在人體血液過濾當中，腎小球扮演著十分重要的角色。腎小球由內而外分別是內皮細胞、腎小球基底膜和腎足細胞。三者分別扮演著不同孔洞大小的過濾膜來過濾血液中需要留下來的東西，像是內皮細胞不讓紅血球通過、腎足細胞限制了血紅素或是白蛋白的流出。因此我們必須做出管狀且多層共軸結構，成功的讓管子由內而外培養內皮細胞、腎小球基底膜和腎足細胞，才能模仿人體內腎小球的行為原理。過去的研究當中，要做成長條形的管狀共軸結構，外層都是用水膠，利用水膠碰到氯化鈣水溶液，水溶液當中的鈣離子會置換海藻酸鈉中的鈉離子產生交聯作用而固化來維持管狀的機械強度，內層通常都是以明膠混合著所要培養的細胞，內層外層同時用注射式幫浦注射而做出共軸雙層的結構。在第一階段的研究當中，我們致力於壓力對於腎足細胞的平面影響，畢竟台灣洗腎人口居高不下，洗腎密度高居世界前五，而高血壓又是洗腎的主要原因之一，因此先行在平面探討壓力對腎足細胞過濾效果的病理影響。有了第一階段的病理結果，在第二階段，我們重點放在尋找三維管狀結構的各種參數，包含製造三維管子的各種流速、材料種類、材料濃度等等。畢竟細胞在三維立體結構中，細胞的生長情況本來就不如在平面結構，而且在管中，細胞的生長環境不只有培養液，還有水膠以及交聯用的二價金屬離子，這些對細胞的生長都存在著影響。
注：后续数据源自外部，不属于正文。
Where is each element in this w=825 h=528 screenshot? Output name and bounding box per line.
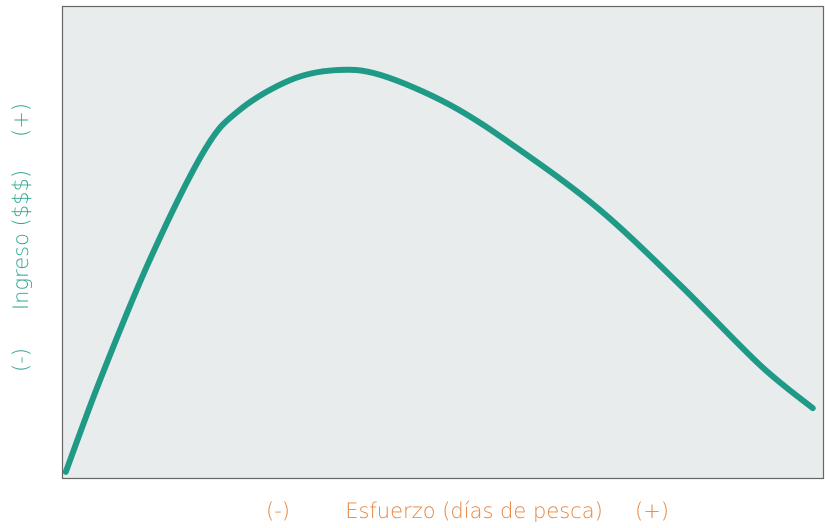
x-axis-label-max: (+) — [635, 499, 669, 523]
plot-area — [61, 5, 825, 480]
y-axis-label: Ingreso ($$$) — [9, 170, 33, 310]
x-axis-label-min: (-) — [266, 499, 290, 523]
line — [62, 66, 816, 475]
x-axis-label: Esfuerzo (días de pesca) — [345, 499, 603, 523]
y-axis-label-max: (+) — [9, 103, 33, 137]
y-axis-label-min: (-) — [9, 348, 33, 372]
因此本階段就是在二維環境中尋找最佳參數以運用到三維管子的製造。至於最後一個階段則是實際製造出三維的管子。在實驗中發現腎足細胞不喜歡有氯化鈣的環境，因此我們進一步尋找其他二價離子使水膠固化。發現鍶離子不但對腎足細胞無害，能使腎足細胞進行分裂的行為，這一個步驟是腎小球內過濾的關鍵因素，除此之外，氯化鍶能讓水膠有更好的機械強度，這也為實驗未來接管的部分找到更佳的材料。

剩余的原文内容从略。